After understanding the mathematical details of how skip-gram models work, we are going to implement skip-gram, which encodes words into real-valued vectors that have certain properties (hence the name Word2Vec). By implementing this architecture, you will get a clue of how the process of learning another representation works.
Text is the main input for a lot of natural language processing applications such as machine translation, sentiment analysis, and text to speech systems. So, learning a real-valued representation for the text will help us use different deep learning techniques for these tasks.
In the early chapters of this book, we introduced something called one-hot encoding, which produces a vector of zeros except for the index of the word that this vector represents. So, you may wonder why we are not using it here. This method is very inefficient because usually you have a big set of distinct words, maybe something like 50,000 words, and using one-hot encoding for this will produce a vector of 49,999 entries set to zero and only one entry set to one.
Having a very sparse input like this will result in a huge waste of computation because of the matrix multiplications that we'd do in the hidden layers of the neural network.
As we mentioned previously, the outcome of using one-hot encoding will be a very sparse vector, especially when you have a huge amount of distinct words that you want to encode.
The following figure shows that when we multiply this sparse vector of all zeros except for one entry by a matrix of weights, the output will be only the row of the matrix that corresponds to the one value of the sparse vector:
To avoid this huge waste of computation, we will be using embeddings, which is just a fully-connected layer with some embedding weights.

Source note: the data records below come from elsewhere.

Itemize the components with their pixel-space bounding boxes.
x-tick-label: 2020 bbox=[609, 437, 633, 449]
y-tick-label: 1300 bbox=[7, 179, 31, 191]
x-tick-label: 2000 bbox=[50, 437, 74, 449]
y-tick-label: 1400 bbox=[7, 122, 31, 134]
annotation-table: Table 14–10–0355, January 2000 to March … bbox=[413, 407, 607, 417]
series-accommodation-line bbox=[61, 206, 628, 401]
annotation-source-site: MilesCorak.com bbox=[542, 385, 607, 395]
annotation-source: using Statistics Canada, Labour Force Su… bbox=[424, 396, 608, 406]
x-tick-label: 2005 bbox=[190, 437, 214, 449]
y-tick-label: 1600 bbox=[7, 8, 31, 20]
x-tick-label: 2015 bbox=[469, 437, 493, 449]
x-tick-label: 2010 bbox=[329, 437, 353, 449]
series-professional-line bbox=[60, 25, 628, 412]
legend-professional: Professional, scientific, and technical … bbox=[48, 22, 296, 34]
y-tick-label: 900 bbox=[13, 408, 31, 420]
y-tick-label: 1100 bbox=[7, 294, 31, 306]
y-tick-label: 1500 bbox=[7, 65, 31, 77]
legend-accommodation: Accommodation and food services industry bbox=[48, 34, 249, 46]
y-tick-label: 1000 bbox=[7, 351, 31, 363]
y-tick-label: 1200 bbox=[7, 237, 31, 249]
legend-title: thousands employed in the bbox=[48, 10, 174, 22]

In this layer, we skip this inefficient multiplication and look up the embedding weights of the embedding layer from something called weight matrix.
So, instead of the waste that results from the computation, we are going to use this weight lookup this weight matrix to find the embedding weights. First, need to build this lookup take. To do this, we are going to encode all the input words as integers, as shown in the following figure, and then to get the corresponding values for this word, we are going to use its integer representation as the row number in this weight matrix. The process of finding the corresponding embedding values of a specific word is called embedding lookup. As mentioned previously, the embedding layer will be just a fully connected layer, where the number of units represents the embedding dimension.
You can see that this process is very intuitive and straightforward; we just need to follow these steps:
- Define the lookup table that will be considered as a weight matrix
- Define the embedding layer as a fully connected hidden layer with specific number of units (embedding dimensions)
- Use the weight matrix lookup as an alternative for the computationally unnecessary matrix multiplication
- Finally, train the lookup table as any weight matrix
As we mentioned earlier, we are going to build a skip-gram Word2Vec model in this section, which is an efficient way of learning a representation for words while preserving the semantic information that the words have.
So, let's go ahead and build a Word2Vec model using the skip-gram architecture, which is proven to better than others.